LeaveHQ, 02/07/2016  

I am a big fan of Michael Gove. I admire his conviction, the principled nature of his politics and the sheer passion that drives him. Despite this, I firmly believe that he is absolutely not the right person to lead the country out of the European Union. If we were in need of a general to fight the hated enemy, then Gove would be the man. He is radical and will pursue his aims zealously, but his strengths are now his weaknesses and those traits I most respect render him unsuitable for the job at this crucial time.

The EU is not our enemy. We must now open amicable discussions with our allies and lay the foundations of our future relationship in the spirit of good faith. For the good of all of Europe we need compromise and pragmatism. There have been promising signs that we are being offered an olive branch by key figures; we need someone who will grasp it with both hands, not someone who will take that branch and beat them with it.

I’m a totally committed Brexiteer but I do not believe it necessarily beneficial to have a Brexiteer who is openly hostile to the EU leading negotiations with it. Gove has spent months spouting anti-EU diatribes and has even hinted at a desire to see the EU break up, he has therefore already started off on the wrong foot with those who will sit on the opposite side of the table.

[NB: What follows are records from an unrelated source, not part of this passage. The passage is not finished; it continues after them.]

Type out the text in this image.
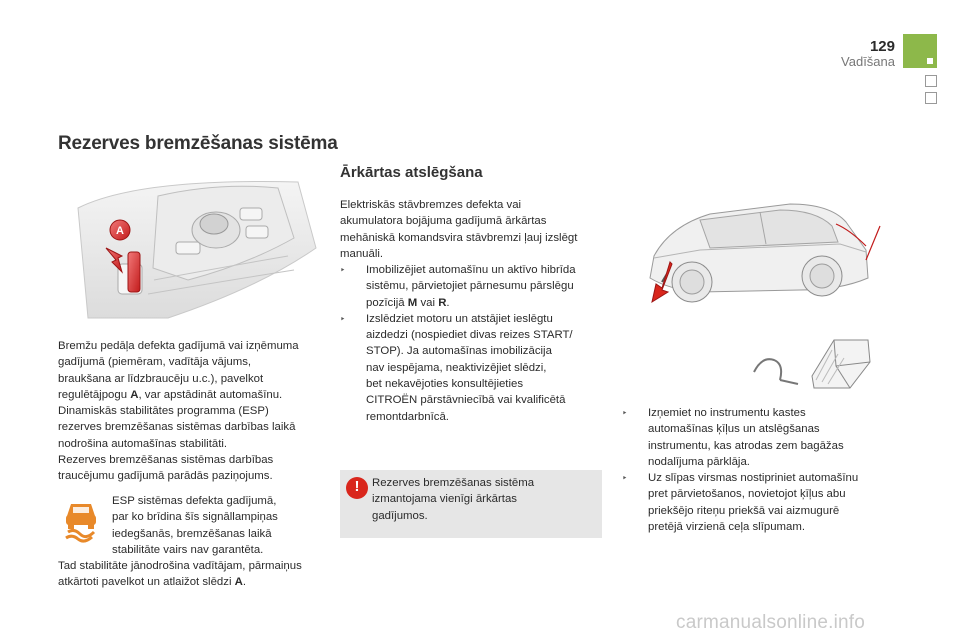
129
Vadīšana
Rezerves bremzēšanas sistēma
A
Bremžu pedāļa defekta gadījumā vai izņēmuma
gadījumā (piemēram, vadītāja vājums,
braukšana ar līdzbraucēju u.c.), pavelkot
regulētājpogu A, var apstādināt automašīnu.
Dinamiskās stabilitātes programma (ESP)
rezerves bremzēšanas sistēmas darbības laikā
nodrošina automašīnas stabilitāti.
Rezerves bremzēšanas sistēmas darbības
traucējumu gadījumā parādās paziņojums.
ESP sistēmas defekta gadījumā,
par ko brīdina šīs signāllampiņas
iedegšanās, bremzēšanas laikā
stabilitāte vairs nav garantēta.
Tad stabilitāte jānodrošina vadītājam, pārmaiņus
atkārtoti pavelkot un atlaižot slēdzi A.
Ārkārtas atslēgšana
Elektriskās stāvbremzes defekta vai
akumulatora bojājuma gadījumā ārkārtas
mehāniskā komandsvira stāvbremzi ļauj izslēgt
manuāli.
‣ Imobilizējiet automašīnu un aktīvo hibrīda
sistēmu, pārvietojiet pārnesumu pārslēgu
pozīcijā M vai R.
‣ Izslēdziet motoru un atstājiet ieslēgtu
aizdedzi (nospiediet divas reizes START/
STOP). Ja automašīnas imobilizācija
nav iespējama, neaktivizējiet slēdzi,
bet nekavējoties konsultējieties
CITROËN pārstāvniecībā vai kvalificētā
remontdarbnīcā.
!	Rezerves bremzēšanas sistēma
izmantojama vienīgi ārkārtas
gadījumos.
‣ Izņemiet no instrumentu kastes
automašīnas ķīļus un atslēgšanas
instrumentu, kas atrodas zem bagāžas
nodalījuma pārklāja.
‣ Uz slīpas virsmas nostipriniet automašīnu
pret pārvietošanos, novietojot ķīļus abu
priekšējo riteņu priekšā vai aizmugurē
pretējā virzienā ceļa slīpumam.
carmanualsonline.info
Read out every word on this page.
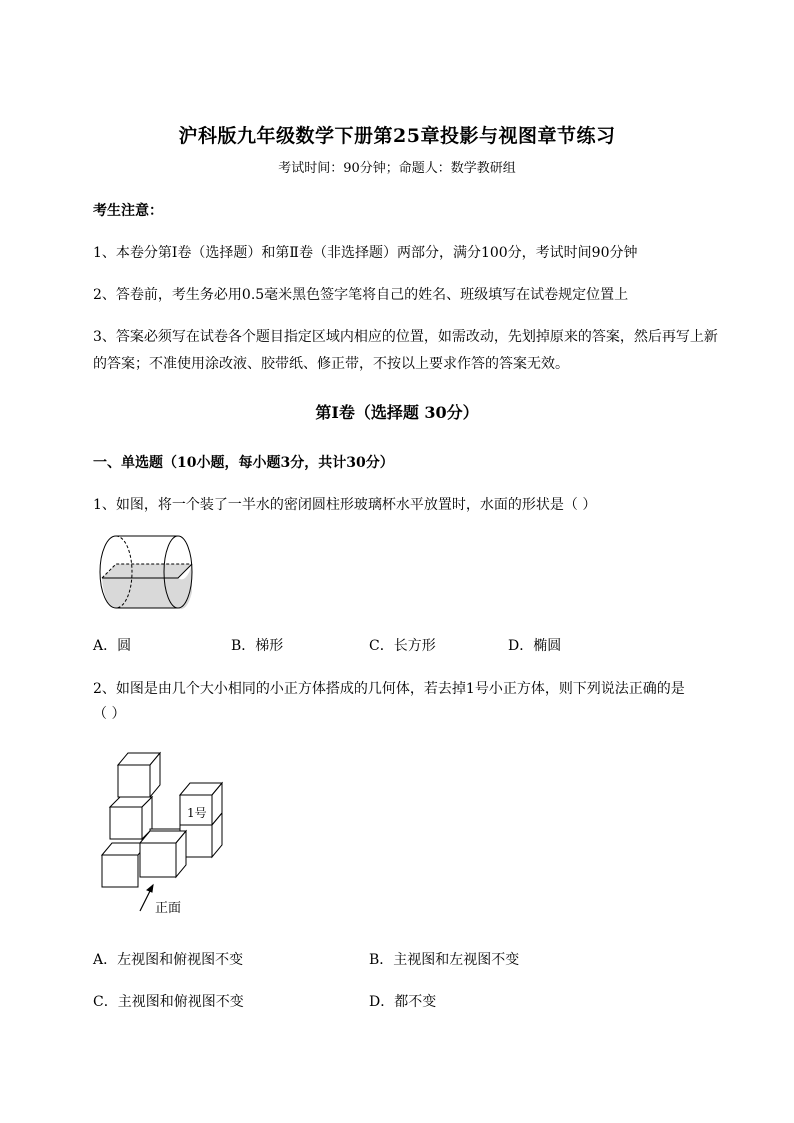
沪科版九年级数学下册第25章投影与视图章节练习
考试时间：90分钟；命题人：数学教研组
考生注意：
1、本卷分第I卷（选择题）和第Ⅱ卷（非选择题）两部分，满分100分，考试时间90分钟
2、答卷前，考生务必用0.5毫米黑色签字笔将自己的姓名、班级填写在试卷规定位置上
3、答案必须写在试卷各个题目指定区域内相应的位置，如需改动，先划掉原来的答案，然后再写上新
的答案；不准使用涂改液、胶带纸、修正带，不按以上要求作答的答案无效。
第I卷（选择题 30分）
一、单选题（10小题，每小题3分，共计30分）
1、如图，将一个装了一半水的密闭圆柱形玻璃杯水平放置时，水面的形状是（ ）
A．圆	B．梯形	C．长方形	D．椭圆
2、如图是由几个大小相同的小正方体搭成的几何体，若去掉1号小正方体，则下列说法正确的是
（ ）
1号
正面
A．左视图和俯视图不变	B．主视图和左视图不变
C．主视图和俯视图不变	D．都不变
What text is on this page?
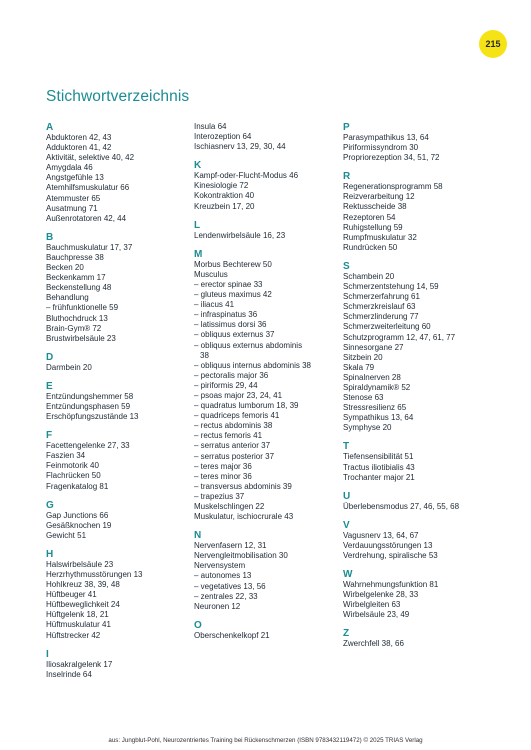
215
Stichwortverzeichnis
A
Abduktoren 42, 43
Adduktoren 41, 42
Aktivität, selektive 40, 42
Amygdala 46
Angstgefühle 13
Atemhilfsmuskulatur 66
Atemmuster 65
Ausatmung 71
Außenrotatoren 42, 44
B
Bauchmuskulatur 17, 37
Bauchpresse 38
Becken 20
Beckenkamm 17
Beckenstellung 48
Behandlung
– frühfunktionelle 59
Bluthochdruck 13
Brain-Gym® 72
Brustwirbelsäule 23
D
Darmbein 20
E
Entzündungshemmer 58
Entzündungsphasen 59
Erschöpfungszustände 13
F
Facettengelenke 27, 33
Faszien 34
Feinmotorik 40
Flachrücken 50
Fragenkatalog 81
G
Gap Junctions 66
Gesäßknochen 19
Gewicht 51
H
Halswirbelsäule 23
Herzrhythmusstörungen 13
Hohlkreuz 38, 39, 48
Hüftbeuger 41
Hüftbeweglichkeit 24
Hüftgelenk 18, 21
Hüftmuskulatur 41
Hüftstrecker 42
I
Iliosakralgelenk 17
Inselrinde 64
Insula 64
Interozeption 64
Ischiasnerv 13, 29, 30, 44
K
Kampf-oder-Flucht-Modus 46
Kinesiologie 72
Kokontraktion 40
Kreuzbein 17, 20
L
Lendenwirbelsäule 16, 23
M
Morbus Bechterew 50
Musculus
– erector spinae 33
– gluteus maximus 42
– iliacus 41
– infraspinatus 36
– latissimus dorsi 36
– obliquus externus 37
– obliquus externus abdominis
38
– obliquus internus abdominis 38
– pectoralis major 36
– piriformis 29, 44
– psoas major 23, 24, 41
– quadratus lumborum 18, 39
– quadriceps femoris 41
– rectus abdominis 38
– rectus femoris 41
– serratus anterior 37
– serratus posterior 37
– teres major 36
– teres minor 36
– transversus abdominis 39
– trapezius 37
Muskelschlingen 22
Muskulatur, ischiocrurale 43
N
Nervenfasern 12, 31
Nervengleitmobilisation 30
Nervensystem
– autonomes 13
– vegetatives 13, 56
– zentrales 22, 33
Neuronen 12
O
Oberschenkelkopf 21
P
Parasympathikus 13, 64
Piriformissyndrom 30
Propriorezeption 34, 51, 72
R
Regenerationsprogramm 58
Reizverarbeitung 12
Rektusscheide 38
Rezeptoren 54
Ruhigstellung 59
Rumpfmuskulatur 32
Rundrücken 50
S
Schambein 20
Schmerzentstehung 14, 59
Schmerzerfahrung 61
Schmerzkreislauf 63
Schmerzlinderung 77
Schmerzweiterleitung 60
Schutzprogramm 12, 47, 61, 77
Sinnesorgane 27
Sitzbein 20
Skala 79
Spinalnerven 28
Spiraldynamik® 52
Stenose 63
Stressresilienz 65
Sympathikus 13, 64
Symphyse 20
T
Tiefensensibilität 51
Tractus iliotibialis 43
Trochanter major 21
U
Überlebensmodus 27, 46, 55, 68
V
Vagusnerv 13, 64, 67
Verdauungsstörungen 13
Verdrehung, spiralische 53
W
Wahrnehmungsfunktion 81
Wirbelgelenke 28, 33
Wirbelgleiten 63
Wirbelsäule 23, 49
Z
Zwerchfell 38, 66
aus: Jungblut-Pohl, Neurozentriertes Training bei Rückenschmerzen (ISBN 9783432119472) © 2025 TRIAS Verlag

Throughout the referendum campaign he was articulate and spoke with a moderate tone; he came across well to the general viewer. However, those in the know could see how badly briefed he was. He spoke of a mythical “free trade zone stretching from Iceland to Turkey that all European nations have access to”; there is no such thing, if only there was. This is the Vote Leave fudge which helped them dishonestly muddle through the campaign but we are now in a very serious situation and the last thing we need is for the Vote Leave ethos to continue by proxy.

He has now said that he will end free movement and introduce an “Australian-style points system” as well as diverting membership fees to the NHS. Gove is the Vote Leave candidate with a Brexit manifesto inspired by his trusted adviser Dominic Cummings; the man who still thinks that unilaterally breaking our Treaty obligations by repealing the 1972 European Communities Act instead of invoking Article 50 is a viable idea. To be clear, it would be a political and economic disaster. Invoking Article 50 is the only legal means of leaving the EU and the only method that leads to a negotiated settlement. This is the kind of ignorance about the EU being whispered into Gove’s ear for months.

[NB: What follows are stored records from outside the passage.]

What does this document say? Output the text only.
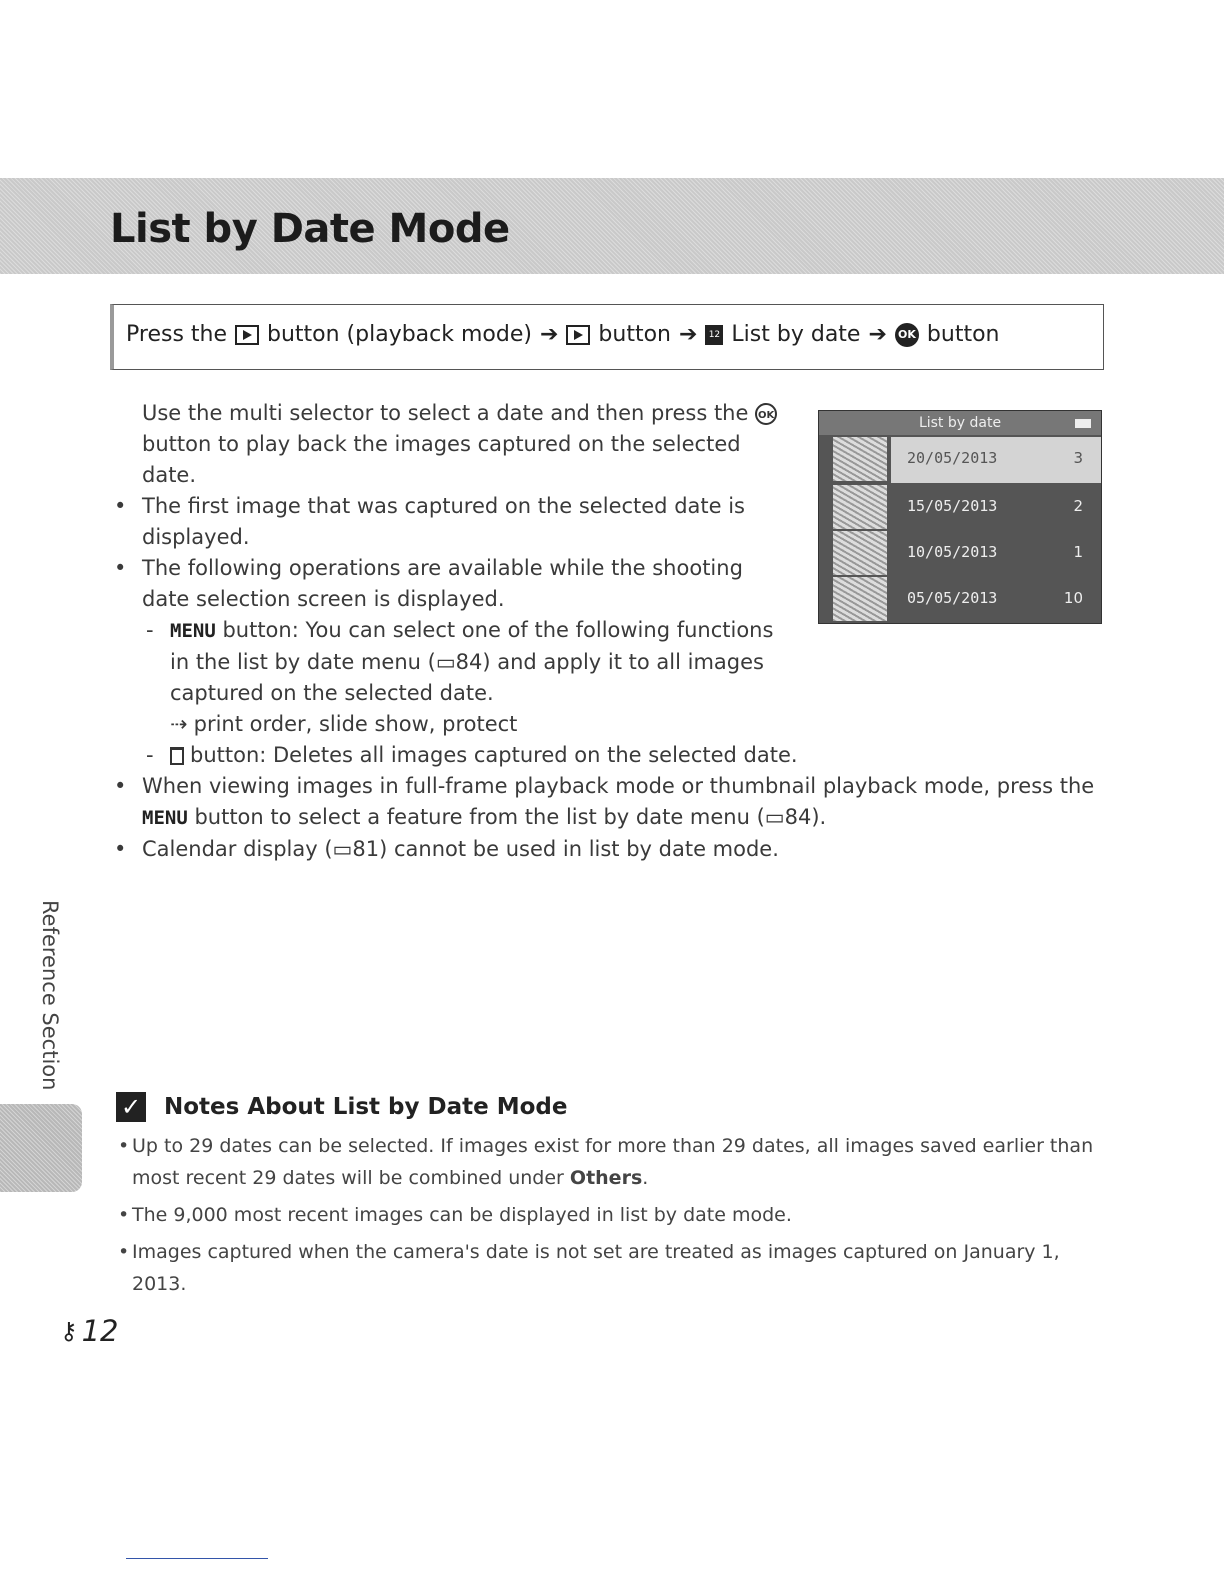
List by Date Mode
Press the button (playback mode) ➔ button ➔	12 List by date ➔ OK button

Use the multi selector to select a date and then press the OK button to play back the images captured on the selected date.

• The first image that was captured on the selected date is displayed.

• The following operations are available while the shooting date selection screen is displayed.

- MENU button: You can select one of the following functions in the list by date menu (▭84) and apply it to all images captured on the selected date.
⇢ print order, slide show, protect
- button: Deletes all images captured on the selected date.

• When viewing images in full-frame playback mode or thumbnail playback mode, press the MENU button to select a feature from the list by date menu (▭84).

• Calendar display (▭81) cannot be used in list by date mode.

List by date
20/05/2013	3
15/05/2013	2
10/05/2013	1
05/05/2013	10
Reference Section
✓ Notes About List by Date Mode

• Up to 29 dates can be selected. If images exist for more than 29 dates, all images saved earlier than most recent 29 dates will be combined under Others.

• The 9,000 most recent images can be displayed in list by date mode.

• Images captured when the camera's date is not set are treated as images captured on January 1, 2013.

⚷ 12
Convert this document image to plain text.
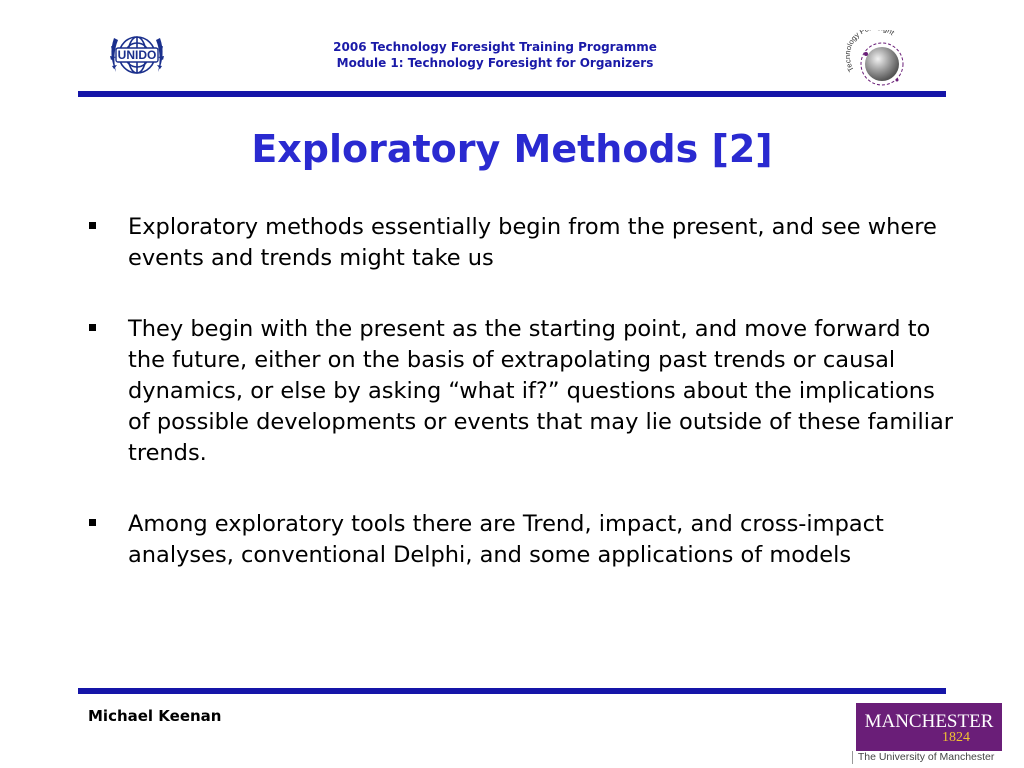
UNIDO
2006 Technology Foresight Training Programme
Module 1: Technology Foresight for Organizers	T logy F ht
Exploratory Methods [2]
Exploratory methods essentially begin from the present, and see where events and trends might take us
They begin with the present as the starting point, and move forward to the future, either on the basis of extrapolating past trends or causal dynamics, or else by asking “what if?” questions about the implications of possible developments or events that may lie outside of these familiar trends.
Among exploratory tools there are Trend, impact, and cross-impact analyses, conventional Delphi, and some applications of models
Michael Keenan	MANCHESTER
1824
The University of Manchester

Cummings was responsible for much of the dishonesty of the Vote Leave campaign which is now blowing back in their face and damaging the whole Leave campaign by association. He has spoken out against the Single Market while seemingly knowing very little about it. He ranted against the 2001 Clinical Trials Directive, apparently oblivious that it is in the process of being replaced by the 2014 Clinical Trials Regulation. He has been obsessed with the Procurement Directive, with no understanding of its roots in the WTO Agreement on Government Procurement.  He has bizarrely defined the Single Market as including the Schengen area and the euro. We do not want a prime minister who, on the basis of this ignorance, pulls us out of the Single Market and thereby rejects a sensible, staged secession.

Michael Gove has denied that Cummings will be straight into Downing Street should be prime minister, but then he also denied wanting to be prime minister. Either way, this is the man he has had closely advising him for years. In the aftermath of the vote the lies of his campaign, and his deliberate rejection of post-referendum planning is unfairly damaging the credibility of Leave and feeding the Remain backlash.

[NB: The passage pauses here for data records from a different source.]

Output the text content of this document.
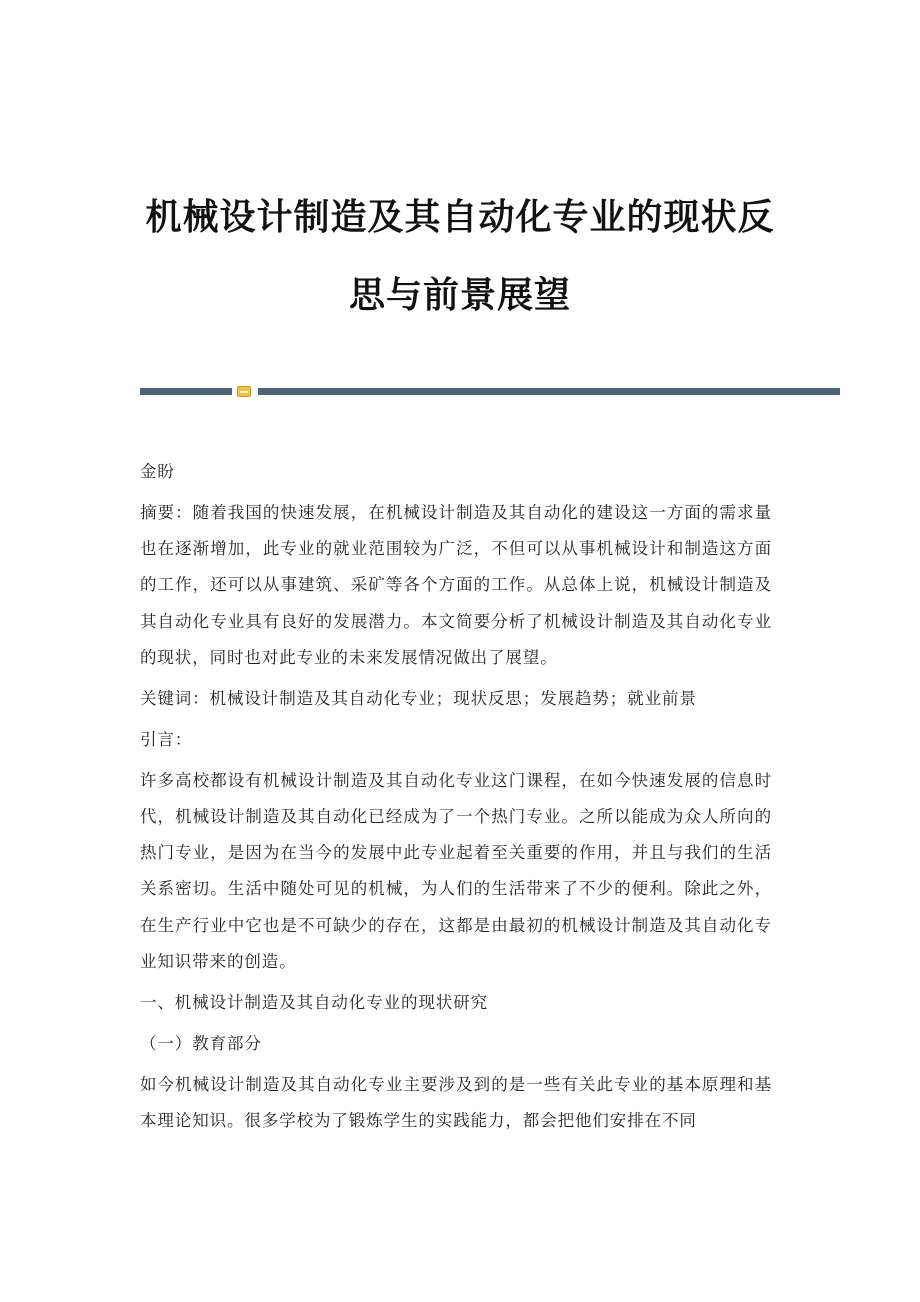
机械设计制造及其自动化专业的现状反
思与前景展望

金盼

摘要：随着我国的快速发展，在机械设计制造及其自动化的建设这一方面的需求量也在逐渐增加，此专业的就业范围较为广泛，不但可以从事机械设计和制造这方面的工作，还可以从事建筑、采矿等各个方面的工作。从总体上说，机械设计制造及其自动化专业具有良好的发展潜力。本文简要分析了机械设计制造及其自动化专业的现状，同时也对此专业的未来发展情况做出了展望。

关键词：机械设计制造及其自动化专业；现状反思；发展趋势；就业前景

引言：

许多高校都设有机械设计制造及其自动化专业这门课程，在如今快速发展的信息时代，机械设计制造及其自动化已经成为了一个热门专业。之所以能成为众人所向的热门专业，是因为在当今的发展中此专业起着至关重要的作用，并且与我们的生活关系密切。生活中随处可见的机械，为人们的生活带来了不少的便利。除此之外，在生产行业中它也是不可缺少的存在，这都是由最初的机械设计制造及其自动化专业知识带来的创造。

一、机械设计制造及其自动化专业的现状研究

（一）教育部分

如今机械设计制造及其自动化专业主要涉及到的是一些有关此专业的基本原理和基本理论知识。很多学校为了锻炼学生的实践能力，都会把他们安排在不同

Seceding from the EU is grown up politics that needs informed expertise and moderate thinking. We have to accept that leaving the EU is going to be a long process, we cannot achieve everything at once and that we must compromise to get a settlement. Whatever agreement we reach will be a transitional arrangement and a platform to build on; I have serious doubts about Michael Gove understanding and accepting this wholeheartedly.

The Gove negotiating strategy has been set out; he is prepared to put our economy at serious risk in exchange for an immediate end to free movement. With Gove as prime minister the EEA option is dead. The majority of leavers voted on the issue of self-governance and the vast majority of remainers voted out of concern for the economy. The EEA option is a settlement to reconcile these differences and resolve the Northern Irish question, the Gibraltar problem and ease the concerns of Scotland.

If we want to be in a “free trade zone” in Europe it is the European Economic Area or nothing; and that is why Michael Gove is a real threat to an economically secure transition out of the EU. We can try and begin negotiations over a bespoke trade agreement but there is very little chance of reaching a conclusion within two years and very serious economic and political consequences for the UK and the eurozone if we fail.

We need a candidate who will be firm but understands the necessity of compromise. This is a time for pragmatists willing to work with our European partners on a strategy of transition management. This is not a time for ideologues and zealots.